"Please do not jump in, or drink until I come. Alice from Wonderland."

"Ha! That is strange," thought Uncle Wiggily. "Alice must have been here and put up that sign. But I wonder why she did it? If she knew how warm and thirsty I was she would not make me wait until she came to get a drink. Perhaps it is all a joke, and not her writing at all. One of the bad skillery-scalery alligators or the fuzzy fox may have put up the sign to fool me."

But when the rabbit gentleman took a second look at the birch bark sign he saw that it really was Alice's writing.

"Well, she must have some reason for it," said the bunny, with a sigh. "She dreamed right about two fat boys—Tweedledum and Tweedledee—saving me from the alligators, so she must have some reason for asking me to wait until she comes. But I am very thirsty."

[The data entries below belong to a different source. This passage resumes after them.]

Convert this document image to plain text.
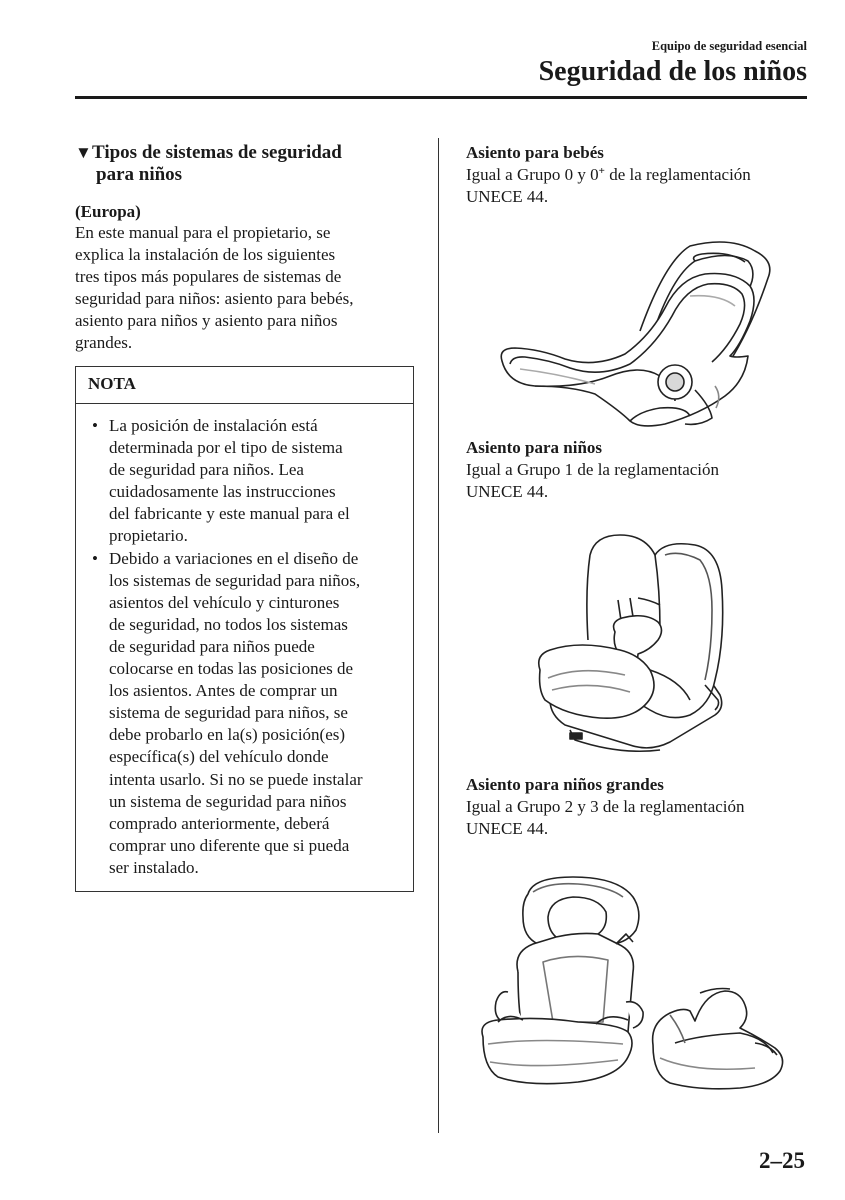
Equipo de seguridad esencial
Seguridad de los niños
▼Tipos de sistemas de seguridad
para niños
(Europa)
En este manual para el propietario, se
explica la instalación de los siguientes
tres tipos más populares de sistemas de
seguridad para niños: asiento para bebés,
asiento para niños y asiento para niños
grandes.
NOTA
• La posición de instalación está
determinada por el tipo de sistema
de seguridad para niños. Lea
cuidadosamente las instrucciones
del fabricante y este manual para el
propietario.
• Debido a variaciones en el diseño de
los sistemas de seguridad para niños,
asientos del vehículo y cinturones
de seguridad, no todos los sistemas
de seguridad para niños puede
colocarse en todas las posiciones de
los asientos. Antes de comprar un
sistema de seguridad para niños, se
debe probarlo en la(s) posición(es)
específica(s) del vehículo donde
intenta usarlo. Si no se puede instalar
un sistema de seguridad para niños
comprado anteriormente, deberá
comprar uno diferente que si pueda
ser instalado.
Asiento para bebés
Igual a Grupo 0 y 0+ de la reglamentación
UNECE 44.
Asiento para niños
Igual a Grupo 1 de la reglamentación
UNECE 44.
Asiento para niños grandes
Igual a Grupo 2 y 3 de la reglamentación
UNECE 44.
2–25
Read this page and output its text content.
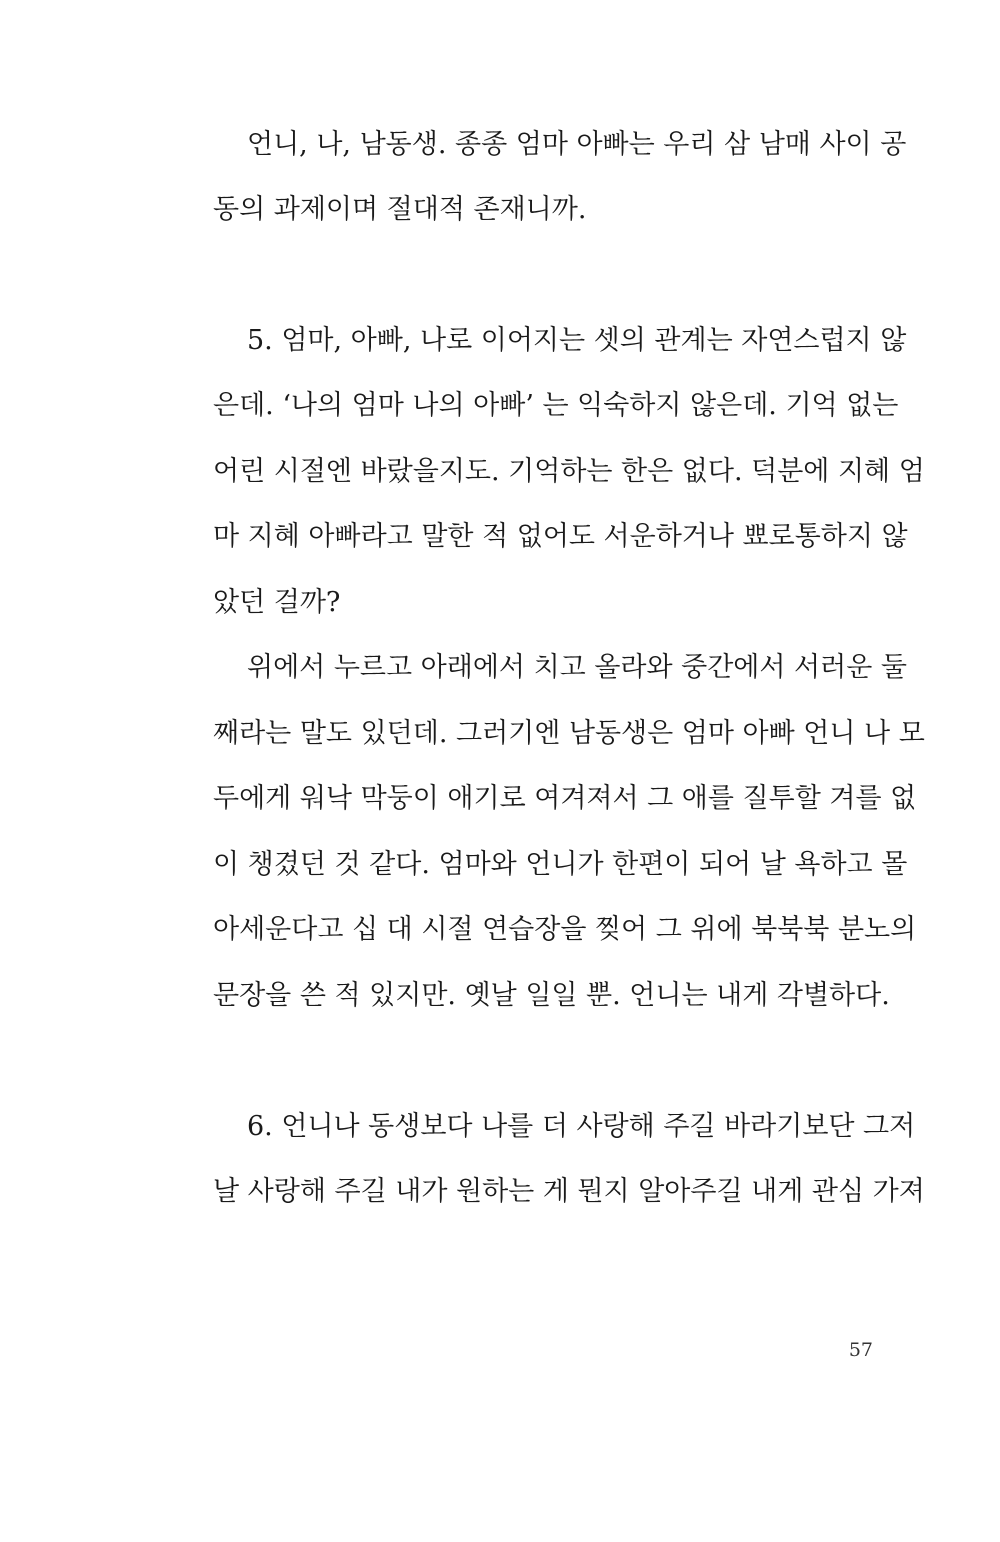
언니, 나, 남동생. 종종 엄마 아빠는 우리 삼 남매 사이 공
동의 과제이며 절대적 존재니까.
5. 엄마, 아빠, 나로 이어지는 셋의 관계는 자연스럽지 않
은데. ‘나의 엄마 나의 아빠’ 는 익숙하지 않은데. 기억 없는
어린 시절엔 바랐을지도. 기억하는 한은 없다. 덕분에 지혜 엄
마 지혜 아빠라고 말한 적 없어도 서운하거나 뾰로통하지 않
았던 걸까?
위에서 누르고 아래에서 치고 올라와 중간에서 서러운 둘
째라는 말도 있던데. 그러기엔 남동생은 엄마 아빠 언니 나 모
두에게 워낙 막둥이 애기로 여겨져서 그 애를 질투할 겨를 없
이 챙겼던 것 같다. 엄마와 언니가 한편이 되어 날 욕하고 몰
아세운다고 십 대 시절 연습장을 찢어 그 위에 북북북 분노의
문장을 쓴 적 있지만. 옛날 일일 뿐. 언니는 내게 각별하다.
6. 언니나 동생보다 나를 더 사랑해 주길 바라기보단 그저
날 사랑해 주길 내가 원하는 게 뭔지 알아주길 내게 관심 가져
57
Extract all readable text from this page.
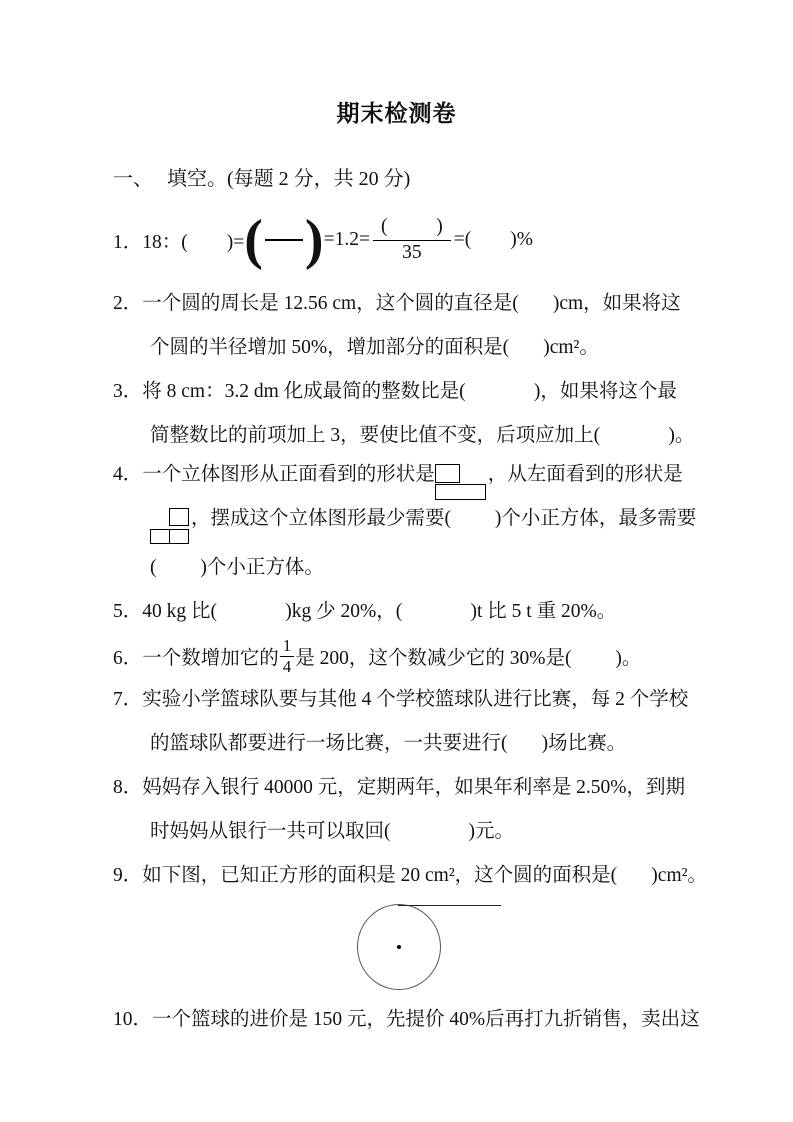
期末检测卷
一、 填空。(每题 2 分，共 20 分)
1． 18：(        )= ( ) $=1.2= \frac{( )}{35}$ =(        )%
2．一个圆的周长是 12.56 cm，这个圆的直径是(       )cm，如果将这
个圆的半径增加 50%，增加部分的面积是(       )cm²。
3．将 8 cm：3.2 dm 化成最简的整数比是(              )，如果将这个最
简整数比的前项加上 3，要使比值不变，后项应加上(              )。
4． 一个立体图形从正面看到的形状是

	，从左面看到的形状是

，摆成这个立体图形最少需要(         )个小正方体，最多需要
(         )个小正方体。
5．40 kg 比(              )kg 少 20%，(              )t 比 5 t 重 20%。
6． 一个数增加它的 $\frac{1}{4}$ 是 200，这个数减少它的 30%是(         )。
7．实验小学篮球队要与其他 4 个学校篮球队进行比赛，每 2 个学校
的篮球队都要进行一场比赛，一共要进行(       )场比赛。
8．妈妈存入银行 40000 元，定期两年，如果年利率是 2.50%，到期
时妈妈从银行一共可以取回(                )元。
9．如下图，已知正方形的面积是 20 cm²，这个圆的面积是(       )cm²。
10．一个篮球的进价是 150 元，先提价 40%后再打九折销售，卖出这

Uncle Wiggily sat down on the green, mossy bank beside the spring of water and looked at it. And it seemed so cool and wet, and he was so thirsty, that it was all he could do to keep from jumping in and having a bath, as well as drinking all he wanted.

The sun grew hotter and more hot, and the rabbit gentleman more and more thirsty, and he didn't know what to do when, all of a sudden, out from the bushes jumped a bad old black bear.

"Ah, ha!" growled the bear. "I am just in time, I see!" and he ran his red tongue over his white teeth as though giving it a trolley ride in a baby carriage.

"In time for what?" asked Uncle Wiggily, casual like and make-believe indifferent.

"In time for lunch," answered the bear. "I was afraid I'd be a little late. I hope I haven't kept you waiting."